Marco Aurélio Weissheimer – Carta Maior
Um dos temas que será debatido no III Congresso do PT é o socialismo petista. Defender o socialismo hoje significa defender o que, exatamente? O PT está mais forte ou mais fraco do ponto de vista da construção de uma agenda política que aponte para algo que mereça o nome de socialismo?
Marco Aurélio Weissheimer – Carta Maior
Um dos temas que será debatido no III Congresso do PT é o socialismo petista. Defender o socialismo hoje significa defender o que, exatamente? O PT está mais forte ou mais fraco do ponto de vista da construção de uma agenda política que aponte para algo que mereça o nome de socialismo?

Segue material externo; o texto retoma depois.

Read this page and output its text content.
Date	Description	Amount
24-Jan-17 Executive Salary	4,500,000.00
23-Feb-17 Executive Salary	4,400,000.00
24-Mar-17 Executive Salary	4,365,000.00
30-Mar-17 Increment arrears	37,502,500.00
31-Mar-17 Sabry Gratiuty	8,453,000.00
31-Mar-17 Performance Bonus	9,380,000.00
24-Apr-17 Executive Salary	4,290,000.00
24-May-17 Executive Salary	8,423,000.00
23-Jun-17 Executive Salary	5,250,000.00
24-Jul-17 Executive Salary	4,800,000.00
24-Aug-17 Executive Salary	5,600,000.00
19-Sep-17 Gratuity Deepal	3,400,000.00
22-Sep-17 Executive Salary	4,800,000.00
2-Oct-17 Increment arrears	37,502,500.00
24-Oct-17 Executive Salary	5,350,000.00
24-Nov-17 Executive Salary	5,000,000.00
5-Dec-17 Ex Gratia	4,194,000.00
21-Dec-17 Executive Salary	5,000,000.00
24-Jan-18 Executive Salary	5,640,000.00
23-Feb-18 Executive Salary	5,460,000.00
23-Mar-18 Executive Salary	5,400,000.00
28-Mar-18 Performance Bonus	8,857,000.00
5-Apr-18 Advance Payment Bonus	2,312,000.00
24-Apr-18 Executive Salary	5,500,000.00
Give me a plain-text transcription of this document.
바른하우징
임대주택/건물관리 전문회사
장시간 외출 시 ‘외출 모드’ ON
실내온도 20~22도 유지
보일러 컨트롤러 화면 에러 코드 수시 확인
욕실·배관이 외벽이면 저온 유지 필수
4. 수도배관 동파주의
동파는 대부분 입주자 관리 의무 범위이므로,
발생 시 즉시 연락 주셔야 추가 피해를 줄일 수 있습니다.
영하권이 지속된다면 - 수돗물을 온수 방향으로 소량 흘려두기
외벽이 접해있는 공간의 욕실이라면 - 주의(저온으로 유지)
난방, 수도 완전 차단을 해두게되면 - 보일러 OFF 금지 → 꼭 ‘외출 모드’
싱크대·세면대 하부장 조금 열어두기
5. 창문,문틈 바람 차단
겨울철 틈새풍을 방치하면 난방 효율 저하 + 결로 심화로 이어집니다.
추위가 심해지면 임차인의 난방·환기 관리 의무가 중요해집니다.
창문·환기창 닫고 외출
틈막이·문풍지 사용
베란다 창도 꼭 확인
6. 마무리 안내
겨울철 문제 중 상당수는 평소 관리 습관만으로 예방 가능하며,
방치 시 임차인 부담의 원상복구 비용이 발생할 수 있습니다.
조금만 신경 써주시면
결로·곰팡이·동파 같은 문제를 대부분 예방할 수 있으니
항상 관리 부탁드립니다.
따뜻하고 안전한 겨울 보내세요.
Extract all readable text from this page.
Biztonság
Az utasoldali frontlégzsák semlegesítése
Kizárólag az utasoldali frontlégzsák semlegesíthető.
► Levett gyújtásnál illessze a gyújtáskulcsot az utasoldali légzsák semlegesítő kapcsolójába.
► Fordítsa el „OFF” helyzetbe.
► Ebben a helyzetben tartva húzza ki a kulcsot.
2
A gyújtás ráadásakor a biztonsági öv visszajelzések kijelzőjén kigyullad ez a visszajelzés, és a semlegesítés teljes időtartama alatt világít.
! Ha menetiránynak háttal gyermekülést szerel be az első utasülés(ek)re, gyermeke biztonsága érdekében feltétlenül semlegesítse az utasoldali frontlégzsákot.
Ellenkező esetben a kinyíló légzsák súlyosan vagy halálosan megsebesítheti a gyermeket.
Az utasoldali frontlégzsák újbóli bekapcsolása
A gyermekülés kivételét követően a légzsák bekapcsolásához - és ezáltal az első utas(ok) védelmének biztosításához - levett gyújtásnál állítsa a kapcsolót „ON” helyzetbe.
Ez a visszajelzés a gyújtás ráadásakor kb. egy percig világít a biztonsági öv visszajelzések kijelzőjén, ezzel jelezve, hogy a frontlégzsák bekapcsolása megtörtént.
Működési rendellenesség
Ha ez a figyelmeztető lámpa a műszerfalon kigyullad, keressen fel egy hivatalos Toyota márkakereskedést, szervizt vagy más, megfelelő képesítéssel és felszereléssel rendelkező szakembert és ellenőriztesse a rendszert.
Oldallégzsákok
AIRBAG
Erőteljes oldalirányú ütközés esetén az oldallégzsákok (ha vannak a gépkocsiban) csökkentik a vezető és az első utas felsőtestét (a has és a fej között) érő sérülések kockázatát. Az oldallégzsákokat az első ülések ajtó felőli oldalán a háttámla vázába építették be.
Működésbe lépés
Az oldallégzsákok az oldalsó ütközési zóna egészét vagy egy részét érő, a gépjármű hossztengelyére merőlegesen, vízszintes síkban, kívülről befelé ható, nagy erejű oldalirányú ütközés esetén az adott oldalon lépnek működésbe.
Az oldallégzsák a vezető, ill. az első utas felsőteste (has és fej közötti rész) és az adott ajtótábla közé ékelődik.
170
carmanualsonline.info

Qual a atualidade do debate sobre o socialismo? Defender o socialismo hoje significa defender o que, exatamente? Essas perguntas carregam consigo uma extraordinária complexidade que não aceita respostas rápidas e simplistas. E não aceita porque a possibilidade de retomada de um debate programático sério sobre o socialismo exige uma profunda reflexão sobre o caminho trilhado por essa tradição de pensamento e prática política. Uma tradição marcada por importantes vitórias, mas por erros e fracassos não menos importantes. A essa complexidade soma-se uma outra. Qual a relação do PT, hoje, 27 anos depois de sua fundação, com o debate sobre o socialismo? O que significa o socialismo petista, expressão que estará em debate no III Congresso do partido, entre os dias 17 e 19 de agosto deste ano? Que conceitos do pensamento de Marx e de outros autores da tradição socialista podem e/ou devem animar esse debate?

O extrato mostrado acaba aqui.